В смертельном круге - Страница 1
Сэм Льювеллин
В смертельном круге
Глава 1
Не много в нашей жизни выпадает подобных минут: австралийское небо густо синеет над белоснежно сияющими парусами яхт, ветер посвистывает в снастях, волны плещут о крутые алюминиевые борта «Поллукса»... Полная тишина, если не считать монотонного стрекота вертолета на высоте двух тысяч футов. И в этой благодати ты ведешь двенадцатиметровую яхту в отборочной гонке на Кубок Америки. Ведешь ее к точке поворота. Мне всегда нравилось такое затишье, хотя напряжение подобных минут просто неописуемо.
— Давай! Быстро смени галс[1]! — Резкий металлический грохот УКВ-приемника в кармане моих шортов разрушил окружающую гармонию. Сигнал шел с вертолета, от Джеффри Лэмпсона, моего тренера.
— Рано, — ответил я в микрофон, болтающийся на шее, чтобы мои руки были свободны для обтянутого кожей штурвала «Поллукса».
Снова все стихло, пока мой помощник не хмыкнул вдруг рядом со мной.
— Что там еще? — проворчал я и повернул голову назад и направо — куда он показывал. Всего в двухстах футах от нас пронзительную голубизну моря вспарывал кроваво-красный нос яхты «Кастор», обрушивая фонтаны брызг на палубного матроса, стоящего на фордеке[2]. Билл Роджерс, которого я хорошо знал, никак не мог управиться с парусом. Его потное лицо, лоснящееся на солнце, его измученный вид напомнили мне, что Билл только что переболел гриппом. Но яхтсмена, участника Звездных гонок, никакая хвороба не удержит на берегу.

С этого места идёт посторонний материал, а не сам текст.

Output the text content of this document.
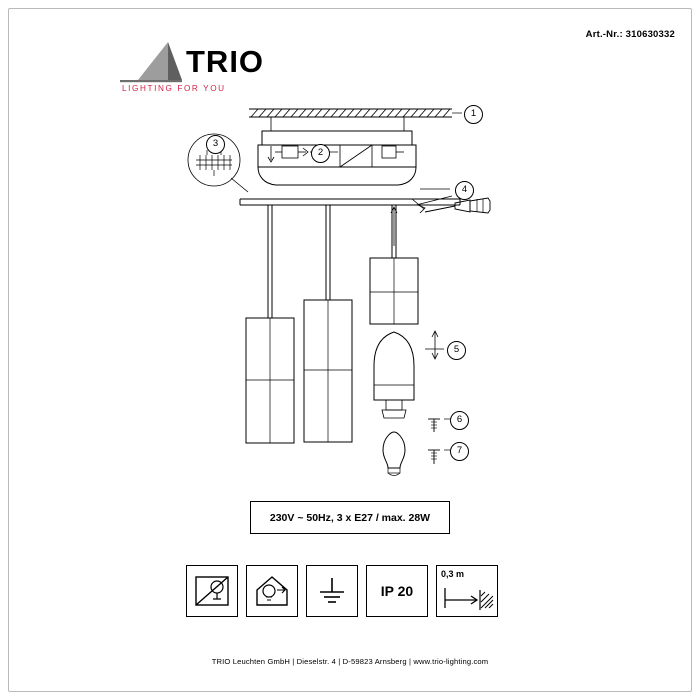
Art.-Nr.: 310630332
TRIO
LIGHTING FOR YOU
1
2
3
4
5
6
7
230V ~ 50Hz, 3 x E27 / max. 28W
IP 20
0,3 m
TRIO Leuchten GmbH | Dieselstr. 4 | D-59823 Arnsberg | www.trio-lighting.com
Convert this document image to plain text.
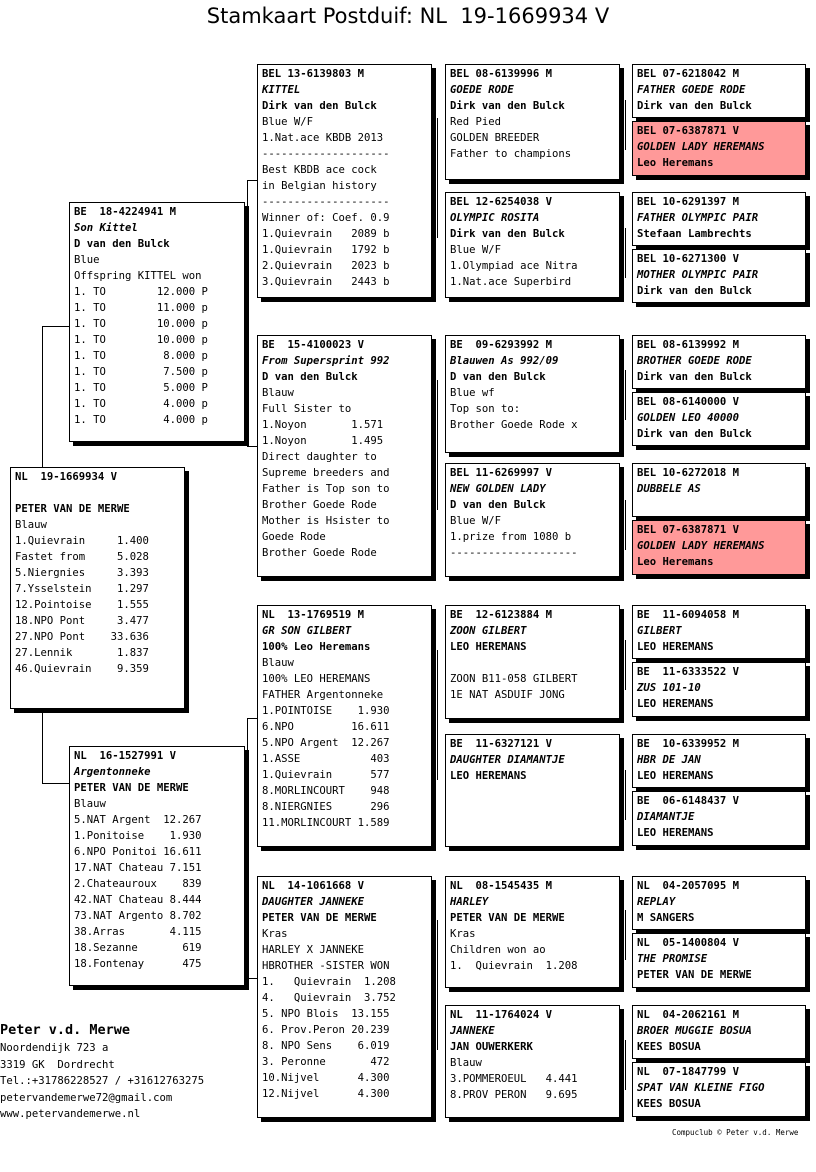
Stamkaart Postduif: NL  19-1669934 V
NL  19-1669934 V
PETER VAN DE MERWE
Blauw
1.Quievrain     1.400
Fastet from     5.028
5.Niergnies     3.393
7.Ysselstein    1.297
12.Pointoise    1.555
18.NPO Pont     3.477
27.NPO Pont    33.636
27.Lennik       1.837
46.Quievrain    9.359
BE  18-4224941 M
Son Kittel
D van den Bulck
Blue
Offspring KITTEL won
1. TO        12.000 P
1. TO        11.000 p
1. TO        10.000 p
1. TO        10.000 p
1. TO         8.000 p
1. TO         7.500 p
1. TO         5.000 P
1. TO         4.000 p
1. TO         4.000 p
NL  16-1527991 V
Argentonneke
PETER VAN DE MERWE
Blauw
5.NAT Argent  12.267
1.Ponitoise    1.930
6.NPO Ponitoi 16.611
17.NAT Chateau 7.151
2.Chateauroux    839
42.NAT Chateau 8.444
73.NAT Argento 8.702
38.Arras       4.115
18.Sezanne       619
18.Fontenay      475
BEL 13-6139803 M
KITTEL
Dirk van den Bulck
Blue W/F
1.Nat.ace KBDB 2013
--------------------
Best KBDB ace cock
in Belgian history
--------------------
Winner of: Coef. 0.9
1.Quievrain   2089 b
1.Quievrain   1792 b
2.Quievrain   2023 b
3.Quievrain   2443 b
BE  15-4100023 V
From Supersprint 992
D van den Bulck
Blauw
Full Sister to
1.Noyon       1.571
1.Noyon       1.495
Direct daughter to
Supreme breeders and
Father is Top son to
Brother Goede Rode
Mother is Hsister to
Goede Rode
Brother Goede Rode
NL  13-1769519 M
GR SON GILBERT
100% Leo Heremans
Blauw
100% LEO HEREMANS
FATHER Argentonneke
1.POINTOISE    1.930
6.NPO         16.611
5.NPO Argent  12.267
1.ASSE           403
1.Quievrain      577
8.MORLINCOURT    948
8.NIERGNIES      296
11.MORLINCOURT 1.589
NL  14-1061668 V
DAUGHTER JANNEKE
PETER VAN DE MERWE
Kras
HARLEY X JANNEKE
HBROTHER -SISTER WON
1.   Quievrain  1.208
4.   Quievrain  3.752
5. NPO Blois  13.155
6. Prov.Peron 20.239
8. NPO Sens    6.019
3. Peronne       472
10.Nijvel      4.300
12.Nijvel      4.300
BEL 08-6139996 M
GOEDE RODE
Dirk van den Bulck
Red Pied
GOLDEN BREEDER
Father to champions
BEL 12-6254038 V
OLYMPIC ROSITA
Dirk van den Bulck
Blue W/F
1.Olympiad ace Nitra
1.Nat.ace Superbird
BE  09-6293992 M
Blauwen As 992/09
D van den Bulck
Blue wf
Top son to:
Brother Goede Rode x
BEL 11-6269997 V
NEW GOLDEN LADY
D van den Bulck
Blue W/F
1.prize from 1080 b
--------------------
BE  12-6123884 M
ZOON GILBERT
LEO HEREMANS
ZOON B11-058 GILBERT
1E NAT ASDUIF JONG
BE  11-6327121 V
DAUGHTER DIAMANTJE
LEO HEREMANS
NL  08-1545435 M
HARLEY
PETER VAN DE MERWE
Kras
Children won ao
1.  Quievrain  1.208
NL  11-1764024 V
JANNEKE
JAN OUWERKERK
Blauw
3.POMMEROEUL   4.441
8.PROV PERON   9.695
BEL 07-6218042 M
FATHER GOEDE RODE
Dirk van den Bulck
BEL 07-6387871 V
GOLDEN LADY HEREMANS
Leo Heremans
BEL 10-6291397 M
FATHER OLYMPIC PAIR
Stefaan Lambrechts
BEL 10-6271300 V
MOTHER OLYMPIC PAIR
Dirk van den Bulck
BEL 08-6139992 M
BROTHER GOEDE RODE
Dirk van den Bulck
BEL 08-6140000 V
GOLDEN LEO 40000
Dirk van den Bulck
BEL 10-6272018 M
DUBBELE AS
BEL 07-6387871 V
GOLDEN LADY HEREMANS
Leo Heremans
BE  11-6094058 M
GILBERT
LEO HEREMANS
BE  11-6333522 V
ZUS 101-10
LEO HEREMANS
BE  10-6339952 M
HBR DE JAN
LEO HEREMANS
BE  06-6148437 V
DIAMANTJE
LEO HEREMANS
NL  04-2057095 M
REPLAY
M SANGERS
NL  05-1400804 V
THE PROMISE
PETER VAN DE MERWE
NL  04-2062161 M
BROER MUGGIE BOSUA
KEES BOSUA
NL  07-1847799 V
SPAT VAN KLEINE FIGO
KEES BOSUA
Peter v.d. Merwe
Noordendijk 723 a
3319 GK  Dordrecht
Tel.:+31786228527 / +31612763275
petervandemerwe72@gmail.com
www.petervandemerwe.nl
Compuclub © Peter v.d. Merwe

— Подожди, — сказал я помощнику, хотя даже кожей ощущал напряжение своей команды — десяти человек, изнывающих от сиднейского зноя в алюминиевой коробке яхты. Двенадцатиметровка — это вам «не балерина моря», как поэтично выражаются спортивные журналисты, завсегдатаи яхтенных гонок. Двенадцатиметровка, если уж делать сравнения, это двадцатипятитонный мощный танк, изготовившийся к броску.
— Давай же, ну! — снова завопил Лэмпсон из поднебесья.
Я краем глаза глянул в ясную синеву неба — вертолет уже летел назад. Небось Джеффри в ярости морщил лоб, багровел от досады, потел и грыз мундштук своей незажженной трубки, потому что внизу, на покрытой рябью и отливающей металлом далекой воде, какая-то пешка не выполняла его приказа.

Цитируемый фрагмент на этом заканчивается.